- 2025/04/23 掲載
世界の経済成長率、25年2.8%に下方修正 米関税で=IMF
[ワシントン 22日 ロイター] - 国際通貨基金(IMF)は22日に最新の「世界経済見通し」を公表し、米関税の影響を理由に米国や中国など多くの国・地域の経済成長率予測を引き下げた。貿易摩擦が悪化すればさらに低下すると警告している。
世界経済の成長率予測について、2025年を2.8%、26年を3%とし、1月時点の3.3%(両年とも)からそれぞれ0.5ポイント、0.3ポイント下方修正した。
インフレ率は関税の影響で1月時点の予測よりも緩やかに低下すると予想。25年は4.3%、26年は3.6%とした。米国などの先進国については「顕著な」上方修正になるという。
IMFは、現状は極めて複雑かつ流動的だとして、この報告書を今月4日までの情勢に基づく「参考予測」と位置付けた。
チーフエコノミストのピエール・オリビエ・グランシャ氏は記者団に「過去80年間機能してきた世界経済システムがリセットされ、われわれは新たな時代に入りつつある」と語った。

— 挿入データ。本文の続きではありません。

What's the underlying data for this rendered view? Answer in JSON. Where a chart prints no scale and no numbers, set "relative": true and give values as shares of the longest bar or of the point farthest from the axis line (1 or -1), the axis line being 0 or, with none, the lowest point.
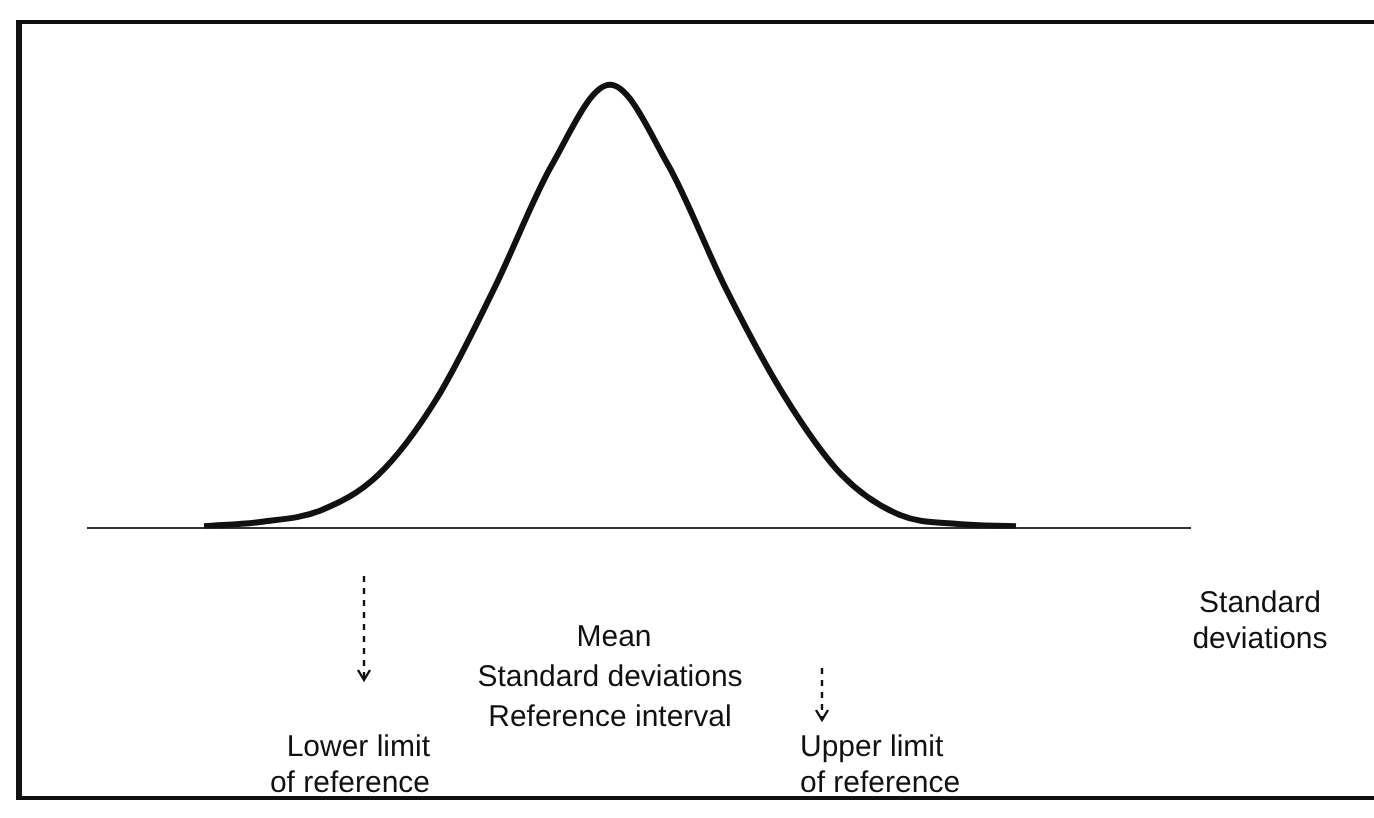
{
  "chart_data": {
    "type": "line",
    "relative": true,
    "xlabel": "Standard deviations",
    "categories": [
      null,
      null,
      null,
      null,
      null,
      null,
      null,
      null,
      null,
      null,
      null,
      null,
      null,
      null,
      null,
      null,
      null,
      null,
      null,
      null
    ],
    "values": [
      null,
      null,
      0.005,
      0.015,
      0.04,
      0.12,
      0.29,
      0.54,
      0.82,
      1,
      0.82,
      0.54,
      0.3,
      0.12,
      0.03,
      0.01,
      0.005,
      null,
      null,
      null
    ],
    "color": "#111111",
    "annotations": [
      "Mean",
      "Standard deviations",
      "Reference interval",
      "Lower limit of reference",
      "Upper limit of reference"
    ]
  }
}
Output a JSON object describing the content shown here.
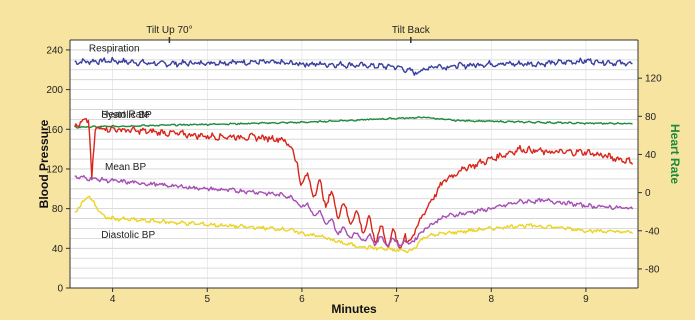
{
  "chart_data": {
    "type": "line",
    "xlabel": "Minutes",
    "ylabel_left": "Blood Pressure",
    "ylabel_right": "Heart Rate",
    "xlim": [
      3.55,
      9.55
    ],
    "ylim_left": [
      0,
      250
    ],
    "ylim_right": [
      -100,
      160
    ],
    "x_ticks": [
      4,
      5,
      6,
      7,
      8,
      9
    ],
    "y_ticks_left": [
      0,
      40,
      80,
      120,
      160,
      200,
      240
    ],
    "y_ticks_right": [
      -80,
      -40,
      0,
      40,
      80,
      120
    ],
    "grid": true,
    "legend": "inline labels",
    "events": [
      {
        "label": "Tilt Up 70°",
        "x": 4.6
      },
      {
        "label": "Tilt Back",
        "x": 7.15
      }
    ],
    "series": [
      {
        "name": "Respiration",
        "color": "#3a3f9e",
        "points": [
          [
            3.6,
            228
          ],
          [
            4.0,
            229
          ],
          [
            4.5,
            226
          ],
          [
            5.0,
            227
          ],
          [
            5.5,
            228
          ],
          [
            6.0,
            226
          ],
          [
            6.5,
            225
          ],
          [
            7.0,
            223
          ],
          [
            7.2,
            217
          ],
          [
            7.4,
            224
          ],
          [
            7.5,
            223
          ],
          [
            8.0,
            226
          ],
          [
            8.5,
            226
          ],
          [
            9.0,
            229
          ],
          [
            9.5,
            226
          ]
        ]
      },
      {
        "name": "Heart Rate",
        "color": "#1e8a3c",
        "points": [
          [
            3.6,
            162
          ],
          [
            4.0,
            163
          ],
          [
            4.5,
            164
          ],
          [
            5.0,
            165
          ],
          [
            5.5,
            166
          ],
          [
            6.0,
            167
          ],
          [
            6.5,
            169
          ],
          [
            7.0,
            171
          ],
          [
            7.3,
            172
          ],
          [
            7.6,
            169
          ],
          [
            8.0,
            168
          ],
          [
            8.5,
            167
          ],
          [
            9.0,
            166
          ],
          [
            9.5,
            166
          ]
        ]
      },
      {
        "name": "Systolic BP",
        "color": "#d9261c",
        "points": [
          [
            3.6,
            163
          ],
          [
            3.75,
            170
          ],
          [
            3.78,
            110
          ],
          [
            3.82,
            162
          ],
          [
            4.0,
            160
          ],
          [
            4.5,
            157
          ],
          [
            5.0,
            153
          ],
          [
            5.5,
            152
          ],
          [
            5.8,
            150
          ],
          [
            5.9,
            140
          ],
          [
            6.0,
            110
          ],
          [
            6.2,
            97
          ],
          [
            6.4,
            80
          ],
          [
            6.6,
            68
          ],
          [
            6.8,
            55
          ],
          [
            7.0,
            48
          ],
          [
            7.15,
            48
          ],
          [
            7.3,
            78
          ],
          [
            7.5,
            108
          ],
          [
            7.7,
            120
          ],
          [
            8.0,
            130
          ],
          [
            8.3,
            140
          ],
          [
            8.6,
            137
          ],
          [
            9.0,
            137
          ],
          [
            9.5,
            127
          ]
        ]
      },
      {
        "name": "Mean BP",
        "color": "#a64fb5",
        "points": [
          [
            3.6,
            112
          ],
          [
            4.0,
            108
          ],
          [
            4.5,
            104
          ],
          [
            5.0,
            100
          ],
          [
            5.5,
            97
          ],
          [
            5.85,
            93
          ],
          [
            6.0,
            85
          ],
          [
            6.2,
            72
          ],
          [
            6.4,
            58
          ],
          [
            6.6,
            52
          ],
          [
            6.8,
            48
          ],
          [
            7.0,
            46
          ],
          [
            7.15,
            45
          ],
          [
            7.3,
            60
          ],
          [
            7.5,
            72
          ],
          [
            7.7,
            75
          ],
          [
            8.0,
            80
          ],
          [
            8.3,
            87
          ],
          [
            8.6,
            88
          ],
          [
            9.0,
            83
          ],
          [
            9.5,
            80
          ]
        ]
      },
      {
        "name": "Diastolic BP",
        "color": "#ecd424",
        "points": [
          [
            3.6,
            77
          ],
          [
            3.75,
            93
          ],
          [
            3.9,
            72
          ],
          [
            4.0,
            70
          ],
          [
            4.5,
            67
          ],
          [
            5.0,
            64
          ],
          [
            5.5,
            61
          ],
          [
            5.85,
            59
          ],
          [
            6.0,
            55
          ],
          [
            6.2,
            52
          ],
          [
            6.4,
            46
          ],
          [
            6.6,
            42
          ],
          [
            6.8,
            40
          ],
          [
            7.0,
            38
          ],
          [
            7.15,
            37
          ],
          [
            7.3,
            52
          ],
          [
            7.5,
            55
          ],
          [
            7.7,
            57
          ],
          [
            8.0,
            60
          ],
          [
            8.3,
            63
          ],
          [
            8.6,
            62
          ],
          [
            9.0,
            58
          ],
          [
            9.5,
            56
          ]
        ]
      }
    ]
  }
}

IMFによると、貿易摩擦の激化と将来の政策に関する「極めて高いレベルの」不確実性が世界の経済活動に重大な影響を及ぼす見込み。
グランシャ氏はロイターとのインタビューで「これはかなり重大で、世界のあらゆる地域に打撃となる。米国、ユーロ圏、中国、そして世界の他の地域でも成長率が低下している」と指摘。「米国と他国の間で貿易摩擦が激化すれば、不確実性はさらに高まり、金融市場のボラティリティーもさらに高まり、金融環境が引き締まるだろう」と述べ、これらの複合的な影響で世界経済の成長見通しはさらに低下すると付け加えた。
成長見通しの弱まりによりドル需要はすでに低下しているものの、これまでの為替市場の調整とポートフォリオのリバランスは秩序立ったものだったと評価。「『出口への殺到や駆け込み』は見られない。現段階では国際通貨システムの強靭性を懸念していない」と語った。
<米・ユーロ圏・中国・日本>
IMFは政策の不確実性と貿易摩擦を理由に、米国の今年の経済成長率予測を1.8%とし、0.9ポイント下方修正。26年についても0.4ポイント引き下げ、1.7%とした。24年実績は2.8%だった。

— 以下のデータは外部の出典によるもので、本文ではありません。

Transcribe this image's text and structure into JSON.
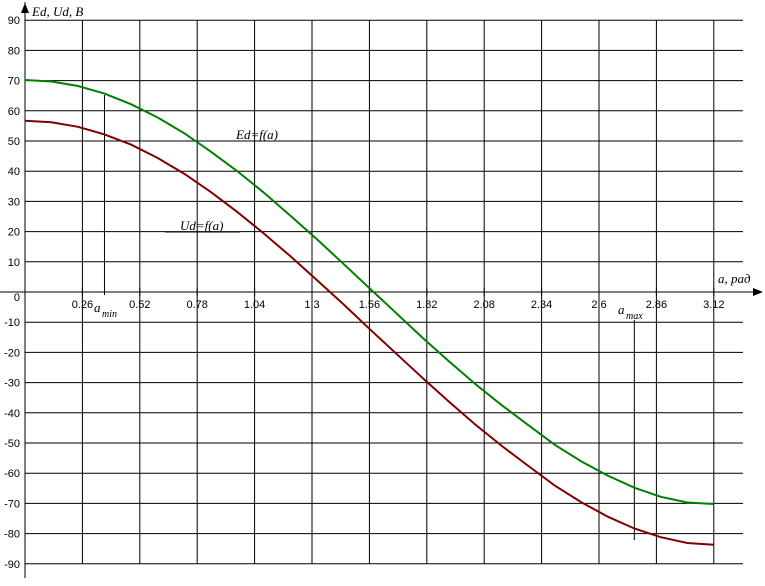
{
  "chart_data": {
    "type": "line",
    "ylabel": "Ed, Ud, B",
    "xlabel": "a, рад",
    "origin_label": "0",
    "xlim": [
      0,
      3.12
    ],
    "ylim": [
      -90,
      90
    ],
    "x_ticks": [
      "0.26",
      "0.52",
      "0.78",
      "1.04",
      "1.3",
      "1.56",
      "1.82",
      "2.08",
      "2.34",
      "2.6",
      "2.86",
      "3.12"
    ],
    "y_ticks": [
      "90",
      "80",
      "70",
      "60",
      "50",
      "40",
      "30",
      "20",
      "10",
      "-10",
      "-20",
      "-30",
      "-40",
      "-50",
      "-60",
      "-70",
      "-80",
      "-90"
    ],
    "grid": true,
    "series": [
      {
        "name": "Ed=f(a)",
        "color": "#008000",
        "x": [
          0,
          0.12,
          0.24,
          0.36,
          0.48,
          0.6,
          0.72,
          0.84,
          0.96,
          1.08,
          1.2,
          1.32,
          1.44,
          1.56,
          1.68,
          1.8,
          1.92,
          2.04,
          2.16,
          2.28,
          2.4,
          2.52,
          2.64,
          2.76,
          2.88,
          3.0,
          3.12
        ],
        "y": [
          70.2,
          69.7,
          68.2,
          65.7,
          62.2,
          57.8,
          52.6,
          46.6,
          40.1,
          33.0,
          25.4,
          17.6,
          9.5,
          1.3,
          -6.9,
          -15.1,
          -22.9,
          -30.5,
          -37.5,
          -44.1,
          -50.6,
          -56.1,
          -60.8,
          -64.8,
          -67.8,
          -69.7,
          -70.2
        ]
      },
      {
        "name": "Ud=f(a)",
        "color": "#800000",
        "x": [
          0,
          0.12,
          0.24,
          0.36,
          0.48,
          0.6,
          0.72,
          0.84,
          0.96,
          1.08,
          1.2,
          1.32,
          1.44,
          1.56,
          1.68,
          1.8,
          1.92,
          2.04,
          2.16,
          2.28,
          2.4,
          2.52,
          2.64,
          2.76,
          2.88,
          3.0,
          3.12
        ],
        "y": [
          56.7,
          56.2,
          54.7,
          52.2,
          48.8,
          44.4,
          39.2,
          33.2,
          26.6,
          19.5,
          12.0,
          4.1,
          -3.9,
          -12.2,
          -20.3,
          -28.4,
          -36.3,
          -43.9,
          -51.0,
          -57.6,
          -64.1,
          -69.6,
          -74.4,
          -78.3,
          -81.2,
          -83.1,
          -83.7
        ]
      }
    ],
    "markers": [
      {
        "label": "a",
        "subscript": "min",
        "x": 0.36
      },
      {
        "label": "a",
        "subscript": "max",
        "x": 2.76
      }
    ]
  }
}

グランシャ氏は記者団に対し、IMFとして米国の景気後退を予測していないとしつつ、そうした確率は高まっていると指摘。また、関税に加え、サービス部門の基調的な力強さを背景に、25年の米総合インフレ率は3%に達すると予測しており、これは1月時点より1ポイント高い水準だと述べた。
パウエル米連邦準備理事会(FRB)議長が解任された場合の影響を尋ねられると、中央銀行が独立性を維持できることが「極めて重要」だと答えた。

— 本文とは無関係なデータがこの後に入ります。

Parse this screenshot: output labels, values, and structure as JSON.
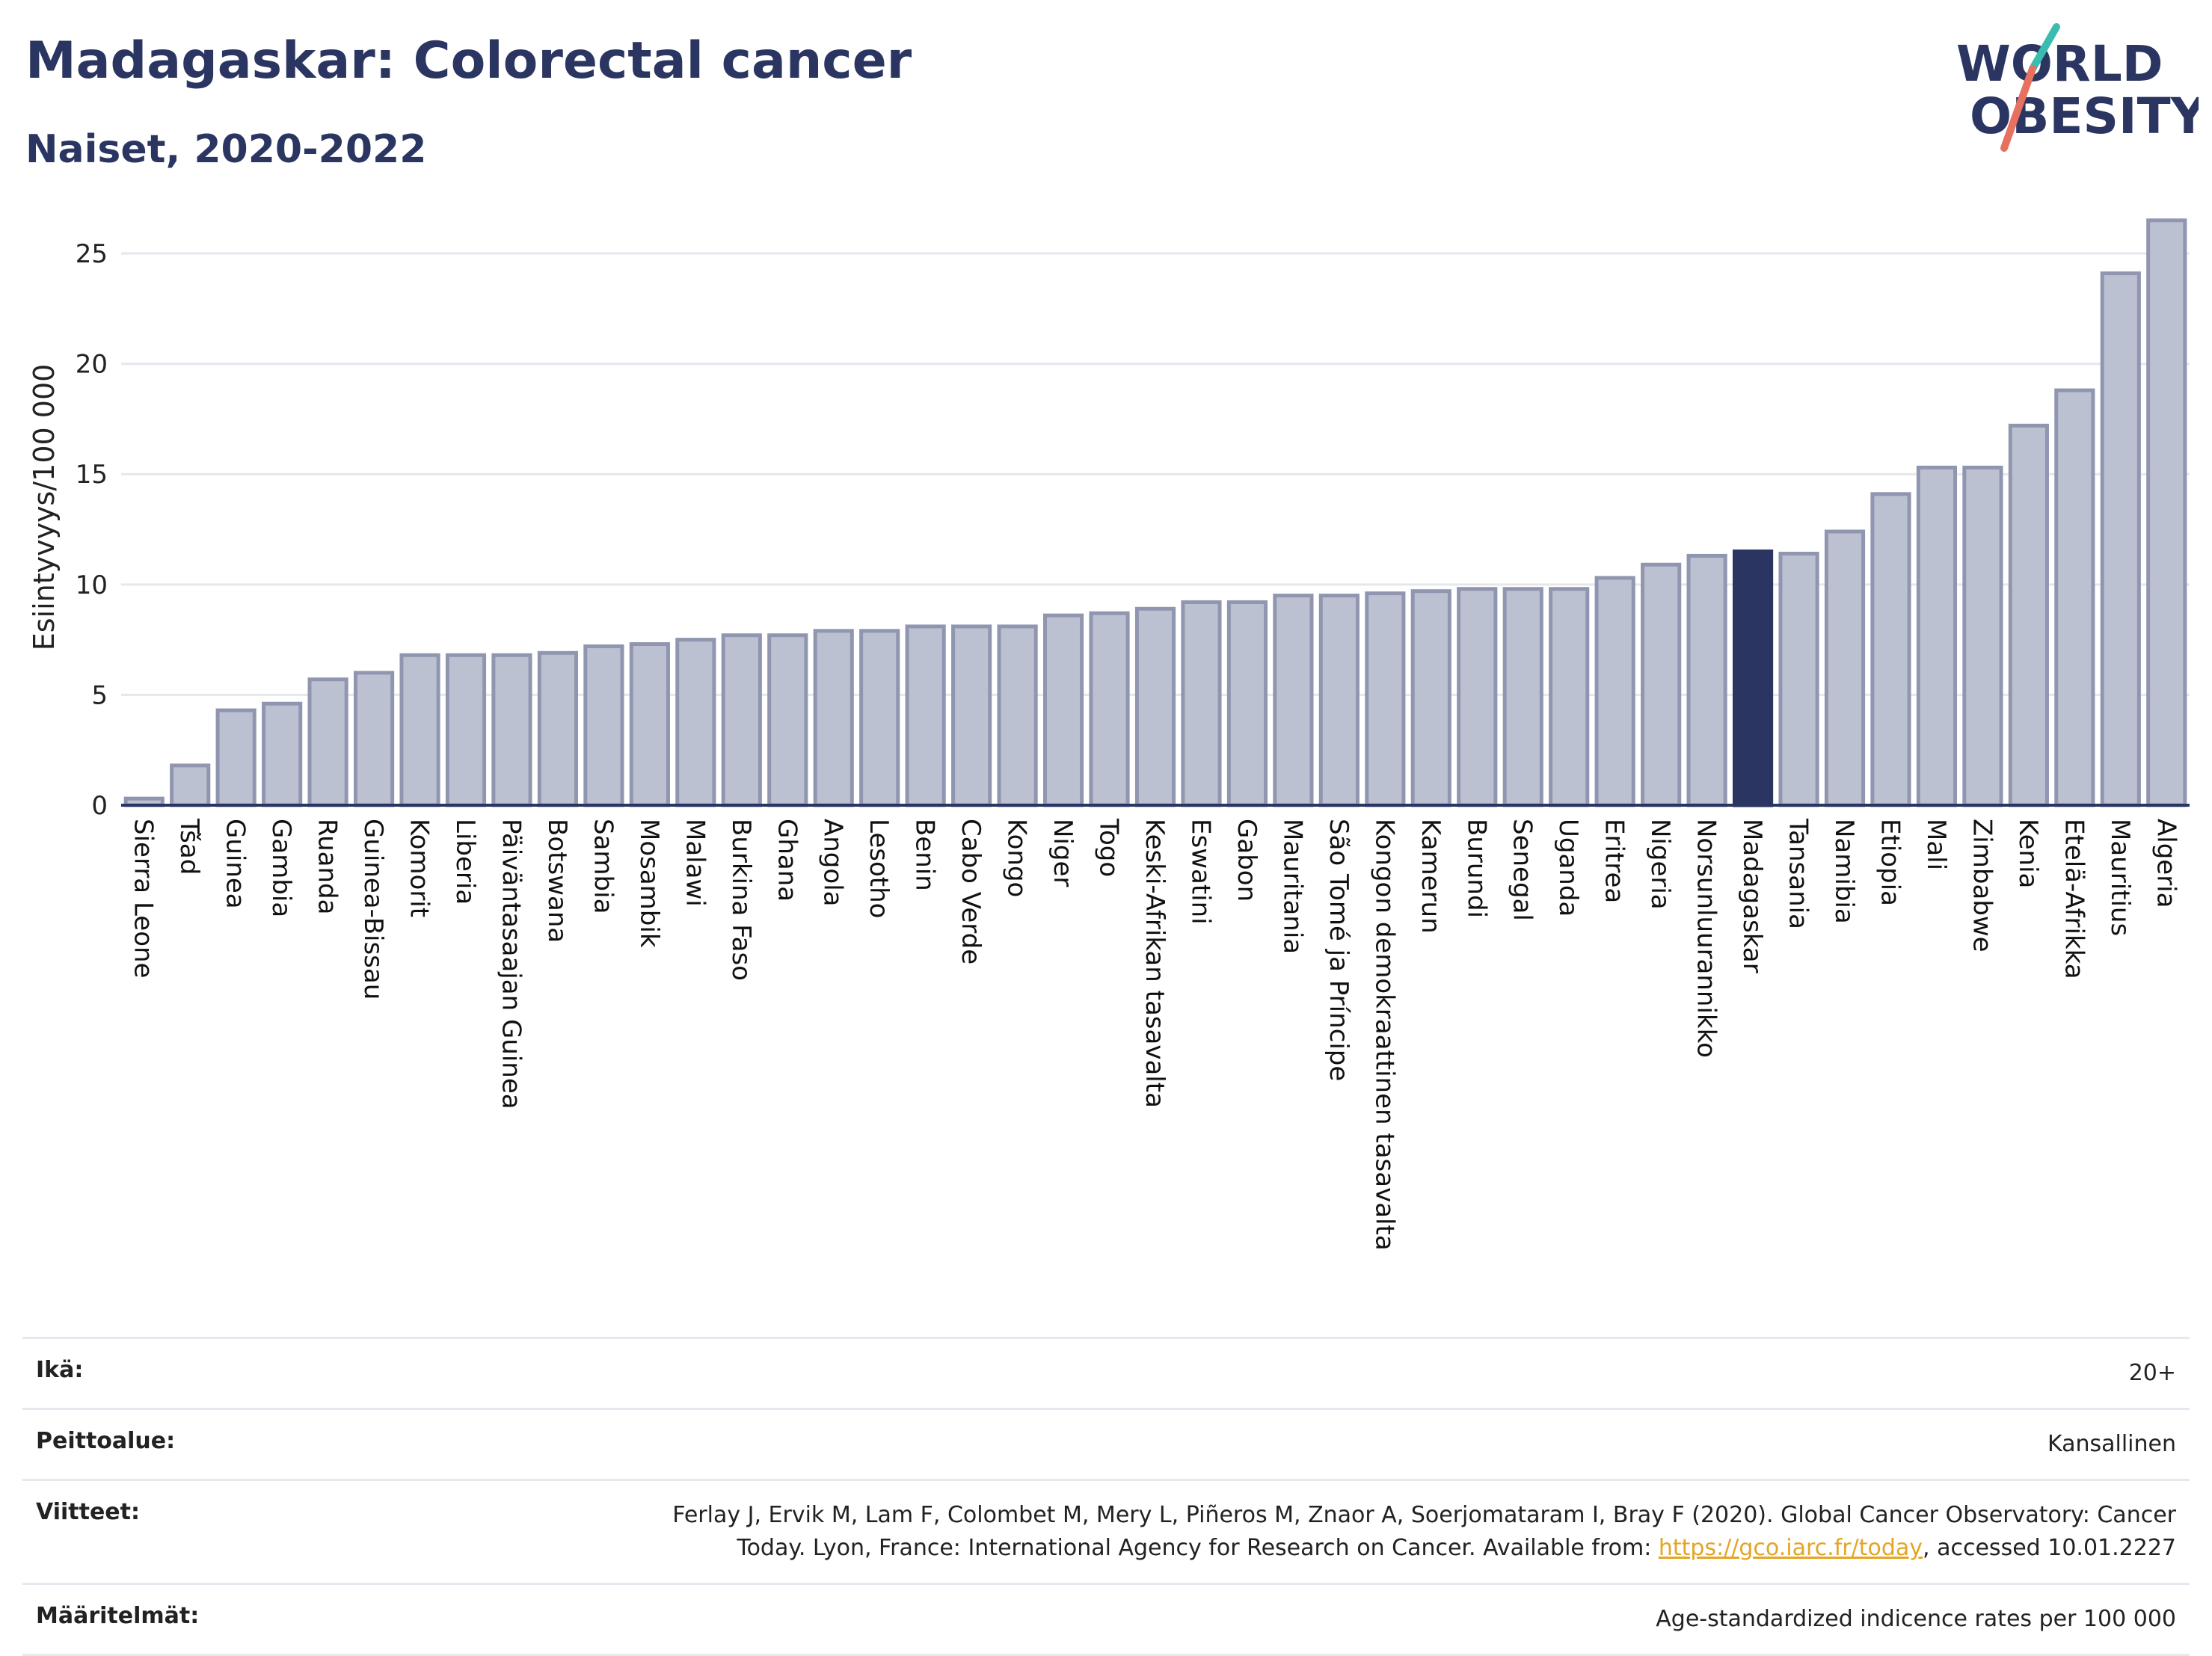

IMFはこのほか、ユーロ圏の成長率が25年に0.8%、26年に1.2%になると予測。いずれも1月時点から約0.2ポイント下方修正された。
中国の成長率は25年と26年ともに4%と予測。それぞれ0.6ポイントと0.5ポイント引き下げられた。
貿易摩擦と関税の影響で今年の日本の成長率予測も1月時点より0.5ポイント押し下げられ、0.6%になる見通し。